Celebrate Juneteenth with the OneUnited Bank OneLove Card

OneUnited Bank Unveils OneLove Card TV Campaign to Celebrate JuneteenthMIAMI – In honor of Juneteenth—the federal holiday commemorating the end of slavery in the U.S—OneUnited Bank, the nation’s largest Black-owned bank, proudly unveils the OneLoveCard TV commercial campaign, which symbolizes the Bank’s unwavering commitment to love, belonging and freedom.

The TV campaign, a first for the Bank, depicts diverse friends discussing the benefits of the OneLove Visa debit card during a lively brunch at Pips on La Brea, a popular Black-owned live jazz club and restaurant in Los Angeles, CA. The combination of the diversity of friendships and the financial rewards offered by OneUnited Bank, including WiseOne Insights, which promotes financial literacy using artificial intelligence, sends a powerful message about the benefits of freedom.
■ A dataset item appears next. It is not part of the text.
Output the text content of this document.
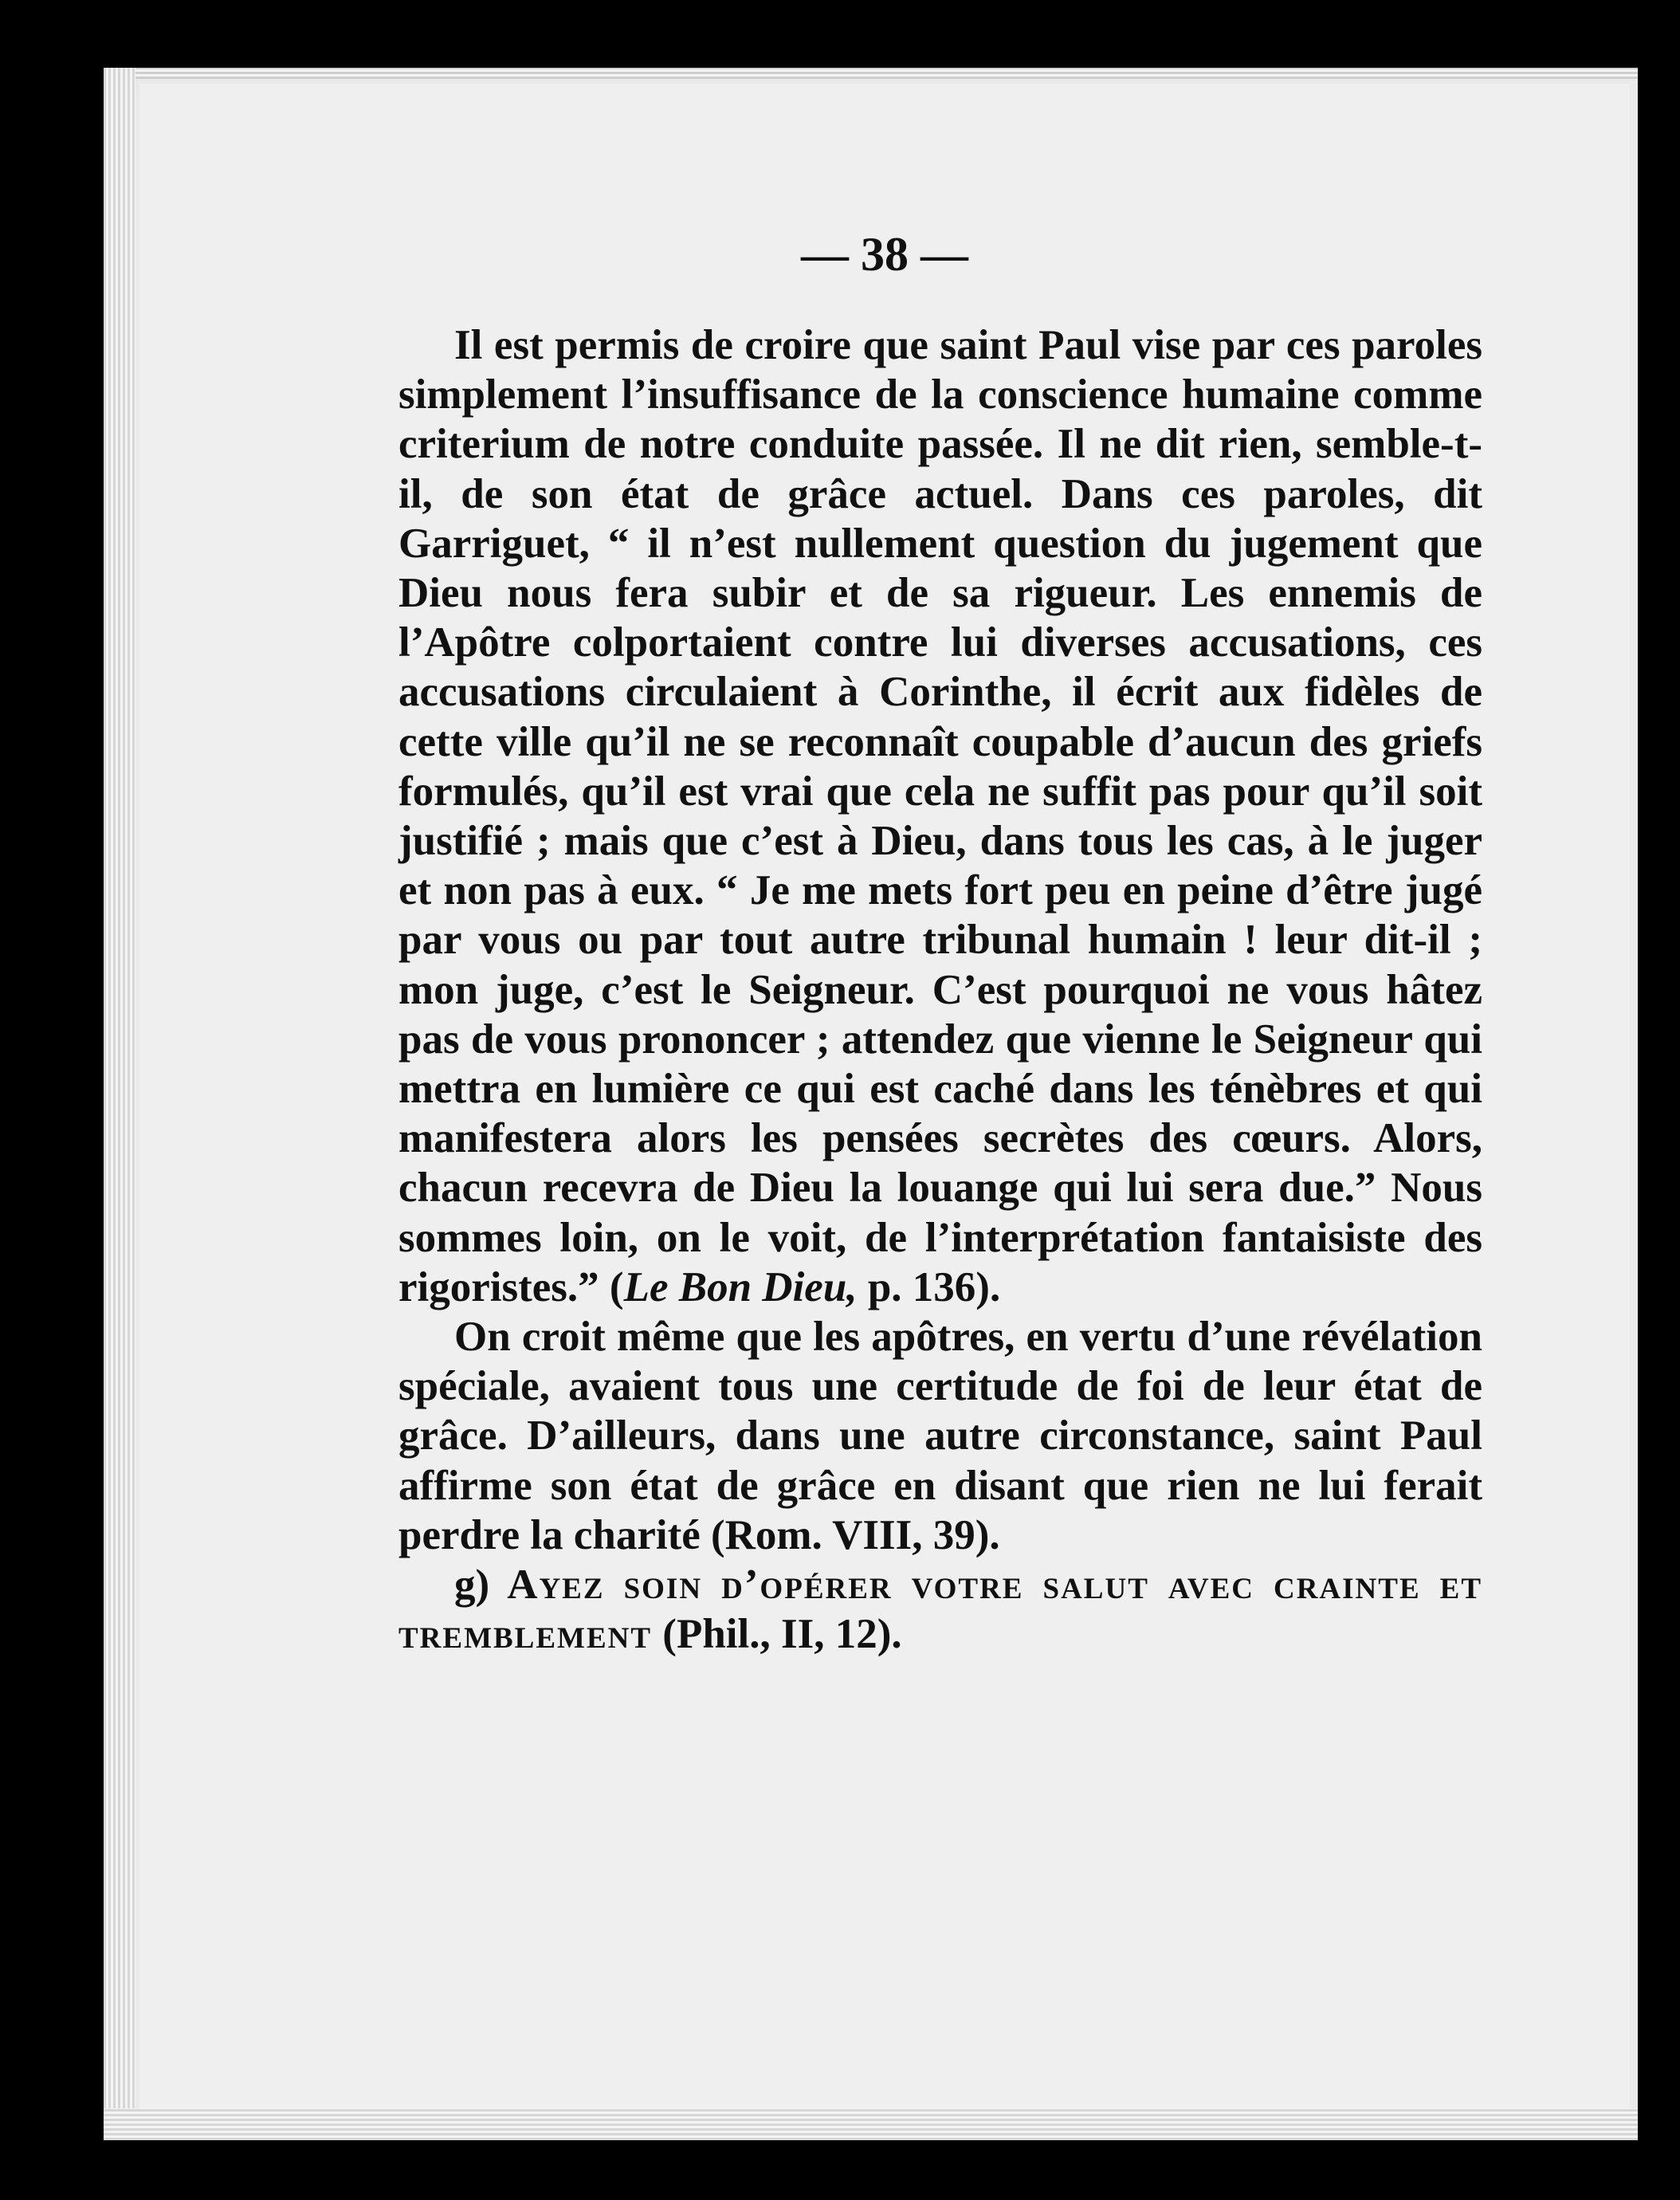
— 38 —

Il est permis de croire que saint Paul vise par ces paroles simplement l’insuffisance de la conscience humaine comme criterium de notre conduite passée. Il ne dit rien, semble-t-il, de son état de grâce actuel. Dans ces paroles, dit Garriguet, “ il n’est nullement question du jugement que Dieu nous fera subir et de sa rigueur. Les ennemis de l’Apôtre colportaient contre lui diverses accusations, ces accusations circulaient à Corinthe, il écrit aux fidèles de cette ville qu’il ne se reconnaît coupable d’aucun des griefs formulés, qu’il est vrai que cela ne suffit pas pour qu’il soit justifié ; mais que c’est à Dieu, dans tous les cas, à le juger et non pas à eux. “ Je me mets fort peu en peine d’être jugé par vous ou par tout autre tribunal humain ! leur dit-il ; mon juge, c’est le Seigneur. C’est pourquoi ne vous hâtez pas de vous prononcer ; attendez que vienne le Seigneur qui mettra en lumière ce qui est caché dans les ténèbres et qui manifestera alors les pensées secrètes des cœurs. Alors, chacun recevra de Dieu la louange qui lui sera due.” Nous sommes loin, on le voit, de l’interprétation fantaisiste des rigoristes.” (Le Bon Dieu, p. 136).

On croit même que les apôtres, en vertu d’une révélation spéciale, avaient tous une certitude de foi de leur état de grâce. D’ailleurs, dans une autre circonstance, saint Paul affirme son état de grâce en disant que rien ne lui ferait perdre la charité (Rom. VIII, 39).

g) Ayez soin d’opérer votre salut avec crainte et tremblement (Phil., II, 12).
To learn more about belonging, which provided inspiration for the OneLove card, visit the Othering and Belonging Institute at UC Berkeley here.

Teri Williams, President & COO of OneUnited Bank
Teri Williams, President & COO of OneUnited Bank

Teri Williams, President & COO of OneUnited Bank, underscores the significance of this campaign: “We are so proud to release our OneLove TV advertising campaign and the beautifully designed card, crafted by internationally acclaimed muralist Addonis Parker, which we believe celebrates freedom and transcends race, religion and nationality. Love and belonging are what connect and strengthen us. It reminds us of the power of freedom, the importance of financial literacy and that we’re stronger, together, as a community.”

History of Juneteenth

Even though the Emancipation Proclamation was made effective in 1863, it could not be implemented in places still under Confederate control. As a result, in the westernmost Confederate state of Texas, enslaved people would not be free until much later. Freedom finally came on June 19, 1865, when some 2,000 Union troops arrived in Galveston Bay, Texas. The army announced that the more than 250,000 enslaved black people in the state, were free by executive decree. This day came to be known as “Juneteenth,” by the newly freed people in Texas. Source: National Museum of African American History & Culture.